The inspiration for ConcernedApe’s elements is obvious. The farm and town setup from Harvest Moon, the mining from Terraria, the customization and crafting of MineCraft. So far the only thing I’ve come against that I haven’t liked is the fishing aspect. The mini-game for collecting fish isn’t explained well, nor is it easy to accomplish once you figure it out. You have a window pop up that shows a fishing pole, a fish with a bar behind it and a completion meter to show how close you are to actually catching the fish. The fish will start moving up and down in it’s section and it’s your job to keep the bar behind it. You click the mouse button to raise the bar and you let go of the mouse to drop the bar. But the second you left go of the button, the bar drops immediately. It’s the same for raising the bar.  It’s almost counter-intuitive the way the bar moves. As you lose contact of the bar and fish, the completion meter drops. Once it is gone, you lose the fish. I’ve rarely succeeded in catching fish because the “catch” bar is either full fledge flying up or dropping senselessly to the bottom. But I have recently found out there are sanctioned mods and a mod manager; one of the mods can ease the fishing or get rid of the mini-game entirely.

Learning the ins and outs of the game has been the best part.  Figuring out the crafting, the combat, and the overall farming aspect has made me very happy. The combat is actually fun. It is a very basic PvE. You swing a weapon and smack them. It does give you an arc as you swing so there can be a broad hit area, but hits are directional. So you must face and click on the side of your body you want the swing. Each weapon has a set of damage range points per swing, each mob has a set amount of health, simple math to defeat them.
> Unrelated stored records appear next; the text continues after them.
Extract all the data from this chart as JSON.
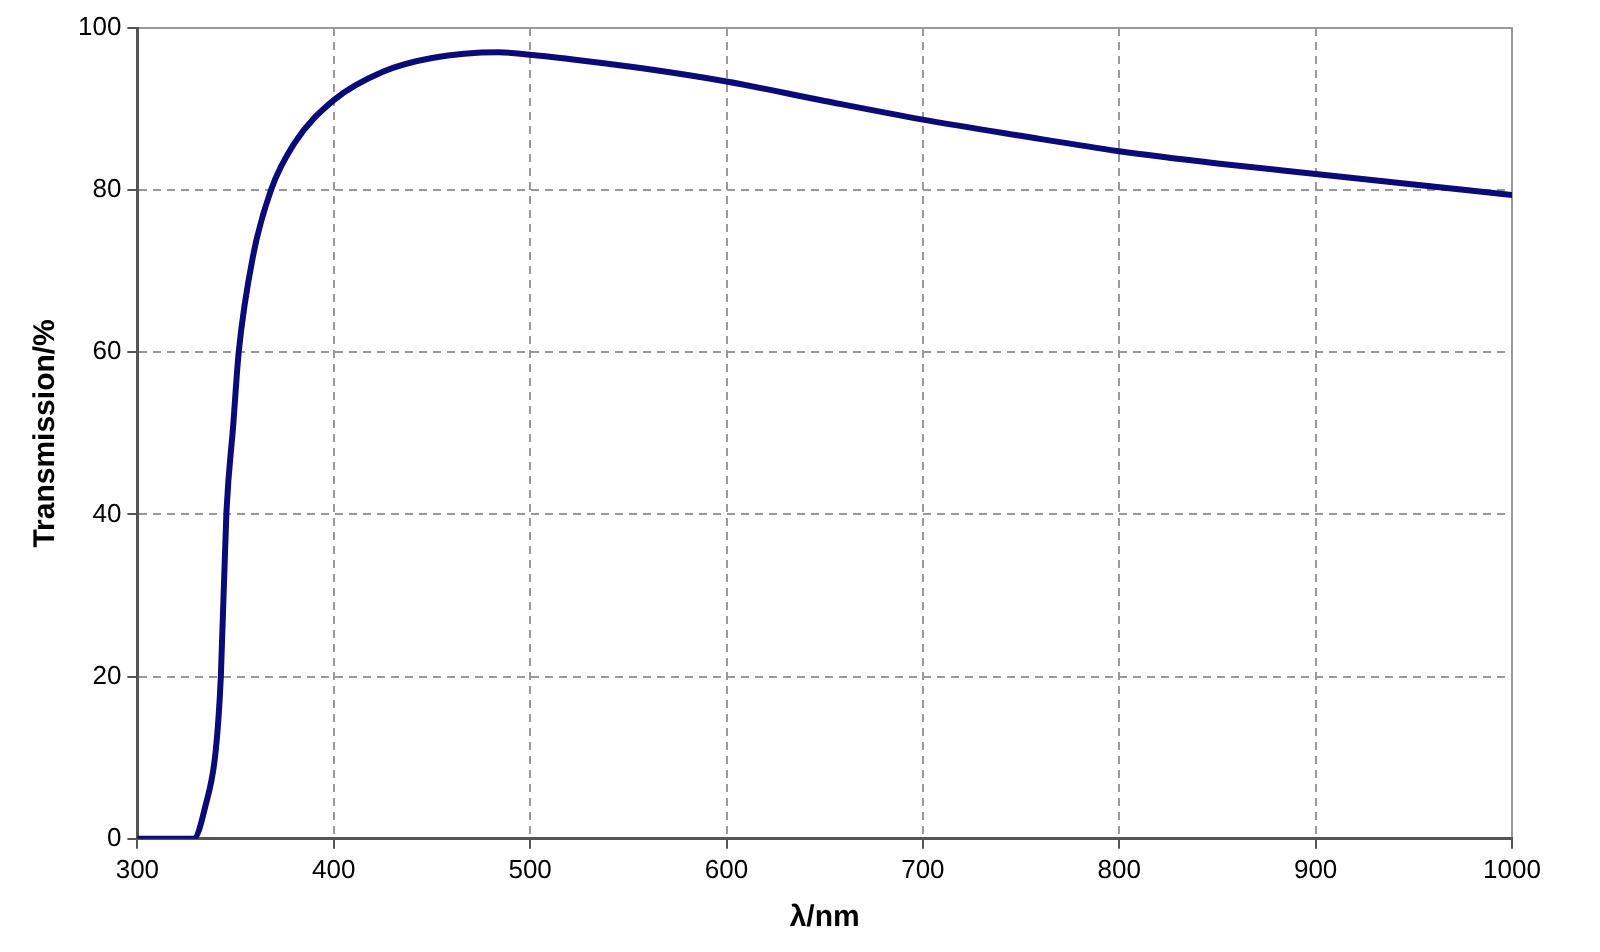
{
  "chart_data": {
    "type": "line",
    "xlabel": "λ/nm",
    "ylabel": "Transmission/%",
    "series": [
      {
        "color": "#0a0a78",
        "x": [
          300,
          319,
          328.6,
          334.8,
          340,
          342.5,
          345.3,
          348.8,
          351.6,
          359,
          368,
          380,
          400,
          425,
          450,
          484,
          500,
          526,
          558,
          600,
          650,
          700,
          750,
          800,
          850,
          900,
          950,
          1000
        ],
        "values": [
          0,
          0,
          0,
          4.2,
          11.1,
          20,
          40,
          51,
          60,
          72,
          80,
          85.8,
          91.1,
          94.6,
          96.3,
          97,
          96.7,
          96,
          95,
          93.4,
          91,
          88.7,
          86.7,
          84.8,
          83.3,
          82,
          80.7,
          79.4
        ]
      }
    ],
    "xlim": [
      300,
      1000
    ],
    "xticks": [
      300,
      400,
      500,
      600,
      700,
      800,
      900,
      1000
    ],
    "ylim": [
      0,
      100
    ],
    "yticks": [
      0,
      20,
      40,
      60,
      80,
      100
    ],
    "grid": true,
    "legend": false,
    "marker": "none",
    "line_style": "solid"
  }
}
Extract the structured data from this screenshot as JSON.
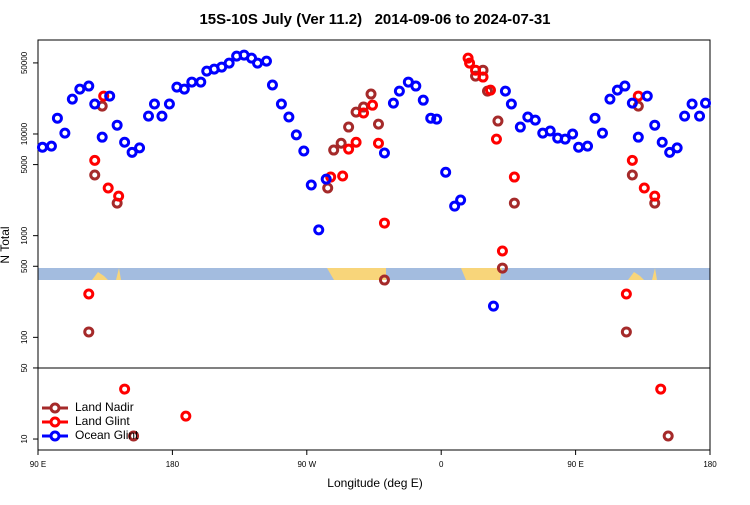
{
  "chart_data": {
    "type": "scatter",
    "title": "15S-10S July (Ver 11.2)   2014-09-06 to 2024-07-31",
    "x_label": "Longitude (deg E)",
    "y_label": "N Total",
    "log_y": true,
    "legend": "lower left",
    "xlim": [
      90,
      540
    ],
    "xticks": [
      {
        "value": 90,
        "label": "90 E"
      },
      180,
      {
        "value": 270,
        "label": "90 W"
      },
      {
        "value": 360,
        "label": "0"
      },
      {
        "value": 450,
        "label": "90 E"
      },
      {
        "value": 540,
        "label": "180"
      }
    ],
    "ylim": [
      7.8,
      84000
    ],
    "yticks": [
      10,
      50,
      100,
      500,
      1000,
      5000,
      10000,
      50000
    ],
    "series": [
      {
        "name": "Land Nadir",
        "color": "#a52a2a",
        "x": [
          124,
          128,
          133,
          143,
          154,
          284,
          288,
          293,
          298,
          303,
          308,
          313,
          318,
          322,
          383,
          388,
          391,
          398,
          401,
          409,
          484,
          488,
          492,
          503,
          512
        ],
        "values": [
          113,
          3950,
          18800,
          2090,
          10.7,
          2940,
          6950,
          8100,
          11700,
          16400,
          18400,
          24700,
          12500,
          366,
          37100,
          42400,
          26400,
          13400,
          480,
          2090,
          113,
          3950,
          18800,
          2090,
          10.7
        ]
      },
      {
        "name": "Land Glint",
        "color": "#ff0000",
        "x": [
          124,
          128,
          134,
          137,
          144,
          148,
          189,
          286,
          294,
          298,
          303,
          308,
          314,
          318,
          322,
          378,
          379,
          383,
          388,
          393,
          397,
          401,
          409,
          484,
          488,
          492,
          496,
          503,
          507
        ],
        "values": [
          267,
          5500,
          23600,
          2940,
          2450,
          31,
          16.8,
          3770,
          3860,
          7100,
          8300,
          16100,
          19200,
          8100,
          1330,
          55700,
          49800,
          42400,
          36300,
          27000,
          8900,
          707,
          3770,
          267,
          5500,
          23600,
          2940,
          2450,
          31
        ]
      },
      {
        "name": "Ocean Glint",
        "color": "#0000ff",
        "x": [
          93,
          99,
          103,
          108,
          113,
          118,
          124,
          128,
          133,
          138,
          143,
          148,
          153,
          158,
          164,
          168,
          173,
          178,
          183,
          188,
          193,
          199,
          203,
          208,
          213,
          218,
          223,
          228,
          233,
          237,
          243,
          247,
          253,
          258,
          263,
          268,
          273,
          278,
          283,
          322,
          328,
          332,
          338,
          343,
          348,
          353,
          357,
          363,
          369,
          373,
          395,
          403,
          407,
          413,
          418,
          423,
          428,
          433,
          438,
          443,
          448,
          452,
          458,
          463,
          468,
          473,
          478,
          483,
          488,
          492,
          498,
          503,
          508,
          513,
          518,
          523,
          528,
          533,
          537
        ],
        "values": [
          7400,
          7600,
          14300,
          10200,
          22000,
          27600,
          29600,
          19700,
          9300,
          23600,
          12200,
          8300,
          6600,
          7300,
          15000,
          19700,
          15000,
          19700,
          28900,
          27600,
          32400,
          32400,
          41500,
          43400,
          45500,
          49800,
          58300,
          59700,
          55700,
          49800,
          52100,
          30300,
          19700,
          14700,
          9800,
          6800,
          3150,
          1140,
          3600,
          6500,
          20100,
          26400,
          32400,
          29600,
          21500,
          14300,
          14000,
          4200,
          1950,
          2240,
          203,
          26400,
          19700,
          11700,
          14700,
          13700,
          10200,
          10700,
          9100,
          8900,
          10000,
          7400,
          7600,
          14300,
          10200,
          22000,
          27000,
          29600,
          20100,
          9300,
          23600,
          12200,
          8300,
          6600,
          7300,
          15000,
          19700,
          15000,
          20100
        ]
      }
    ]
  }
}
And they start easy with simple hopping blobs, then grow in difficulty as you get further into the mines. You’ll just have to discover those for yourself. My favorite part of any mining area is getting far down into the mine, as there is usually better items and a greater amount. ConcernedApe also added a reward system of sorts. There is a treasure chest every 10 levels. I have yet to hit the bottom, but I can’t wait to see what I can find there. There is a much larger scale of plants to grow and I can’t wait to see how the greenhouse will change the amounts of crops I grow. I have yet to get into the animal husbandry. I did figure out that you do need a silo to hold the feed, and already have mine full. While there has been a learning curve as far as foraging and general gameplay, the steam community forums have an infinite source of knowledge that has been handy.

I was excited to see this game announced, more excited to continue playing it, and can’t wait to see what stories are to come. And there’s no end to it either, at least not an official ending. And this game will have multiplayer possibilities in the future, which makes it even better. It’s everything I have been wanting in a Harvest Moon style game, and even addressed things I hadn’t thought of. I think Eric Barone has done a wonderful job and look forward to all that he has in store for a game that he has so thoughtfully created.